Elharrar V, Foster P R, Jirak T L, Gaum W E, Zipes D P
Circ Res. 1977 Jan;40(1):98-105. doi: 10.1161/01.res.40.1.98.
Changes in the ventricular diastolic excitability threshold following occlusion of the left anterior descending coronary artery (LAD) were studied in open-chest anesthetized dogs by using a new automatic threshold-following pacemaker (ATFP). The ATFP measures the diastolic excitability threshold by successively decreasing the duration of regularly occurring pacing stimuli until the ventricle fails to respond. Under control conditions, the threshold stimulus duration was 60 +/- 4 (mean +/- SEM) musec. In the first 1-3 minutes following occlusion of the LAD, the diastolic excitability threshold in the ischemic zone (IZ) decreased to 51 +/- 5 musec and then rapidly increased to 600 musec at 5 minutes. The initial decrease in excitability threshold at IZ could be abolished by elevating the serum K+ concentration prior to the LAD occlusion. These changes in excitability threshold at IZ could be prevented by infusing nonoxygenated solutions into the LAD at a site distal to the occlusion. As the excitability threshold increased in IZ during ischemia, the earliest time at which IZ could be reactivated by a stimulus with a voltage equal to twice the preligation diastolic voltage threshold was increased. In nine of 16 dogs, after 5 minutes of LAD ligation, the IZ to normal zone (NZ( activation time (when stimulating at IZ) exceeded the NZ to IZ activation time (when stimulating at NZ) by an average of 9 msec. We also found that in four dogs the NZ to IZ activation time exceeded the IZ to NZ activation time by an average of 10 msec. We conclude from these findings that a gradient of increasing excitability threshold exists as one moves from normally perfused toward more ischemic tissue, passing through a heterogenous border zone that manifests some areas which have a decreased excitability threshold and other areas which have an increased excitability threshold, and that these changes in excitability importantly influence the determination of refractory period durations and conduction times.

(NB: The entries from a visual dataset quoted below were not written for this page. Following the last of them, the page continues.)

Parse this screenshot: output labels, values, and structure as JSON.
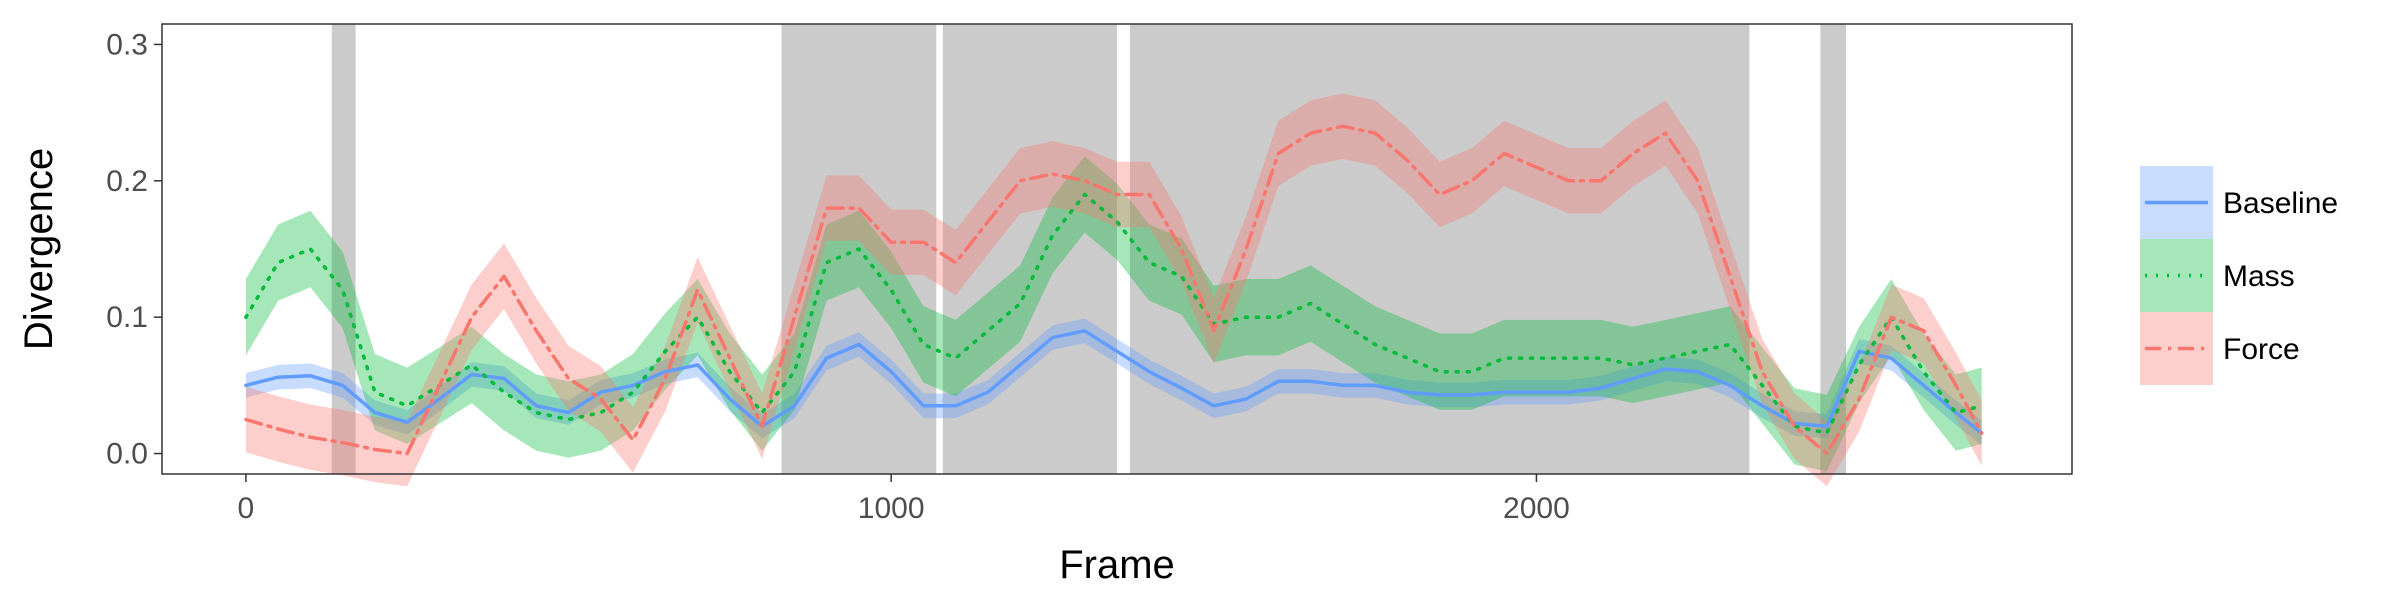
{
  "chart_data": {
    "type": "line",
    "xlabel": "Frame",
    "ylabel": "Divergence",
    "xlim": [
      -130,
      2830
    ],
    "ylim": [
      -0.015,
      0.315
    ],
    "x_ticks": [
      0,
      1000,
      2000
    ],
    "y_ticks": [
      0.0,
      0.1,
      0.2,
      0.3
    ],
    "y_tick_labels": [
      "0.0",
      "0.1",
      "0.2",
      "0.3"
    ],
    "grid": false,
    "legend_position": "right",
    "shaded_regions": [
      [
        133,
        170
      ],
      [
        830,
        1070
      ],
      [
        1080,
        1350
      ],
      [
        1370,
        2330
      ],
      [
        2440,
        2480
      ]
    ],
    "x": [
      0,
      50,
      100,
      150,
      200,
      250,
      300,
      350,
      400,
      450,
      500,
      550,
      600,
      650,
      700,
      750,
      800,
      850,
      900,
      950,
      1000,
      1050,
      1100,
      1150,
      1200,
      1250,
      1300,
      1350,
      1400,
      1450,
      1500,
      1550,
      1600,
      1650,
      1700,
      1750,
      1800,
      1850,
      1900,
      1950,
      2000,
      2050,
      2100,
      2150,
      2200,
      2250,
      2300,
      2350,
      2400,
      2450,
      2500,
      2550,
      2600,
      2650,
      2690
    ],
    "series": [
      {
        "name": "Baseline",
        "color": "#619CFF",
        "dash": "solid",
        "values": [
          0.05,
          0.056,
          0.057,
          0.05,
          0.03,
          0.023,
          0.04,
          0.058,
          0.055,
          0.035,
          0.03,
          0.045,
          0.05,
          0.06,
          0.065,
          0.04,
          0.02,
          0.035,
          0.07,
          0.08,
          0.06,
          0.035,
          0.035,
          0.045,
          0.065,
          0.085,
          0.09,
          0.075,
          0.06,
          0.048,
          0.035,
          0.04,
          0.053,
          0.053,
          0.05,
          0.05,
          0.045,
          0.043,
          0.043,
          0.045,
          0.045,
          0.045,
          0.048,
          0.055,
          0.062,
          0.06,
          0.05,
          0.035,
          0.022,
          0.02,
          0.075,
          0.07,
          0.05,
          0.03,
          0.015
        ],
        "ci": 0.009
      },
      {
        "name": "Mass",
        "color": "#00BA38",
        "dash": "dotted",
        "values": [
          0.1,
          0.14,
          0.15,
          0.12,
          0.045,
          0.035,
          0.05,
          0.065,
          0.045,
          0.03,
          0.025,
          0.03,
          0.045,
          0.075,
          0.1,
          0.06,
          0.03,
          0.06,
          0.14,
          0.15,
          0.12,
          0.08,
          0.07,
          0.09,
          0.11,
          0.16,
          0.19,
          0.17,
          0.14,
          0.13,
          0.095,
          0.1,
          0.1,
          0.11,
          0.095,
          0.08,
          0.07,
          0.06,
          0.06,
          0.07,
          0.07,
          0.07,
          0.07,
          0.065,
          0.07,
          0.075,
          0.08,
          0.05,
          0.02,
          0.015,
          0.065,
          0.1,
          0.06,
          0.03,
          0.035
        ],
        "ci": 0.028
      },
      {
        "name": "Force",
        "color": "#F8766D",
        "dash": "dashdot",
        "values": [
          0.025,
          0.018,
          0.012,
          0.008,
          0.003,
          0.0,
          0.05,
          0.1,
          0.13,
          0.09,
          0.055,
          0.04,
          0.01,
          0.055,
          0.12,
          0.07,
          0.02,
          0.1,
          0.18,
          0.18,
          0.155,
          0.155,
          0.14,
          0.17,
          0.2,
          0.205,
          0.2,
          0.19,
          0.19,
          0.15,
          0.09,
          0.15,
          0.22,
          0.235,
          0.24,
          0.235,
          0.215,
          0.19,
          0.2,
          0.22,
          0.21,
          0.2,
          0.2,
          0.22,
          0.235,
          0.2,
          0.13,
          0.06,
          0.02,
          0.0,
          0.04,
          0.1,
          0.09,
          0.05,
          0.015
        ],
        "ci": 0.024
      }
    ]
  }
}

采用新型自动阈值跟踪起搏器(ATFP),在开胸麻醉犬身上研究了左前降支冠状动脉(LAD)闭塞后心室舒张期兴奋性阈值的变化。ATFP通过连续缩短规则出现的起搏刺激持续时间,直至心室无反应,来测量舒张期兴奋性阈值。在对照条件下,阈值刺激持续时间为60±4(均值±标准误)毫秒。在LAD闭塞后的最初1 - 3分钟内,缺血区(IZ)的舒张期兴奋性阈值降至51±5毫秒,然后在5分钟时迅速升至600毫秒。在LAD闭塞前升高血清钾浓度可消除IZ处兴奋性阈值的初始下降。通过在闭塞部位远端向LAD输注非氧合溶液,可预防IZ处兴奋性阈值的这些变化。随着缺血期间IZ处兴奋性阈值升高,用等于结扎前舒张期电压阈值两倍的电压刺激使IZ重新激活的最早时间延长。在16只犬中的9只,LAD结扎5分钟后,IZ至正常区(NZ)的激活时间(在IZ刺激时)比NZ至IZ的激活时间(在NZ刺激时)平均长9毫秒。我们还发现,在4只犬中,NZ至IZ的激活时间比IZ至NZ的激活时间平均长10毫秒。从这些发现我们得出结论,当从正常灌注组织向更缺血组织移动时,存在兴奋性阈值升高的梯度,经过一个异质边界区,该区域表现出一些兴奋性阈值降低的区域和其他兴奋性阈值升高的区域,并且这些兴奋性变化重要地影响不应期持续时间和传导时间的测定。